Inspiring Young Readers

posted on 02 Nov 2021

Skellig by David Almond

When I picked up Skellig to read it again after what felt like a very long time, I was astonished to discover that its original publication date was 1998 -  and after rereading it, I find that original release date even more remarkable. Skellig, like other classic children’s novels, seems to be completely timeless and so skilfully written that the simple classification of it as a ‘children’s novel’ seems clumsy and crass.

This is a novel of great beauty and sensitivity that defies entirely logical or rational explanation but is, at the same time, tuned into the very real anxieties of its central 10 year old protagonist. Michael and his family have just moved into a somewhat dilapidated house, dragging him away from his friends and the neighbourhood he grew up in. Although he still goes to the same school, it’s a long journey across town and he feels detached from his mates. To make matters worse, his baby sister has just been born but she’s critically ill, constantly in and out of hospital – a situation that gets gradually worse and colours the relationship Michael has with his mom and dad.

In a ruined shed at the bottom of the garden that’s in danger of falling down, Michael stumbles on the filthy, emaciated figure of someone living in the detritus at the end of the shed – a figure he would later discover is called Skellig. Skellig himself seems close to death and living on insects and scraps of thrown-away Chinese meals that the previous house-owner used to order.
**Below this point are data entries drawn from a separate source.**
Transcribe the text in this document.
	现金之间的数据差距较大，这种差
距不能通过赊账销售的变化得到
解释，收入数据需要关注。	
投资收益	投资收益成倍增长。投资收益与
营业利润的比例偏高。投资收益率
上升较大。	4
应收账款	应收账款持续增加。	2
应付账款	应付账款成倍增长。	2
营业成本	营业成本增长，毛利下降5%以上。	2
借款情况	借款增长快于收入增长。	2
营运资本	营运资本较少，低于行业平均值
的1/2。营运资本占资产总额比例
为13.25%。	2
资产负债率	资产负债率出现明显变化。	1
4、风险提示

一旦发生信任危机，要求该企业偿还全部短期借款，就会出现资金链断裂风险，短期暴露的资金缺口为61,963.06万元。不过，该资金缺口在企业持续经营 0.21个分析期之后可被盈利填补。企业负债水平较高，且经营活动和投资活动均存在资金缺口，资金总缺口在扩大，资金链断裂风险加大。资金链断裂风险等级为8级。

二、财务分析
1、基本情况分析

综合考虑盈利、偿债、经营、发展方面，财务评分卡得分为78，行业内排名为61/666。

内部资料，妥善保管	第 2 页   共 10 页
At first Michael thinks he might have made this mysterious character up – especially when he discovers what seems to be wings on the man’s bony back. But when he meets Mina, a young girl who is his new next door neighbour, he takes her to meet Skellig and establishes that he is real.

Mina turns out to be nearly as extraordinary as Skellig. She is home-schooled by her widowed mother, an artist, and seems to know lots about all sorts of things. She’s committed to the mysteries of nature and the beauty in the world – and is a great disciple of William Blake and Blake’s visions of the hidden mysteries of the world. The football-loving, very real-world Michael finds all of this quite a revelation.

As the two children care for and look after Skellig, his strength grows and he begins to reveal mysterious powers that Michael draws on as the crisis with his new little sister deepens. In the end Skellig will leave the two children and move to somewhere else but not before he has changed their lives. Just what is his role in Michael’s little sister’s recovery? We’re not told but we know he had something to do with it.

Reviewing the book, the Kirkus website puts it this way:

“The author creates a mysterious link between Skellig and the infant, then ends with proper symmetry, sending the former, restored, winging away as the latter comes home from the hospital.”

Michael can return to school and to his old friends and to his football – but he’s a very different boy now than he was at the start of the book. He also now has the extraordinary Mina as his friend.

In the anniversary edition of the book that I have just read there is a short essay about the book by David Almond in which he explains that the mystery of Skellig has no answers. The author doesn’t know what or who Skellig was, where he came from or where he went – he is part of the infinite mysteries and wonders the world has in store if you are able to be open and use your sense of wonder and imagination.

Copies can be easily obtained in paperback for very little and it’s a book that should be on everyone’s shelves.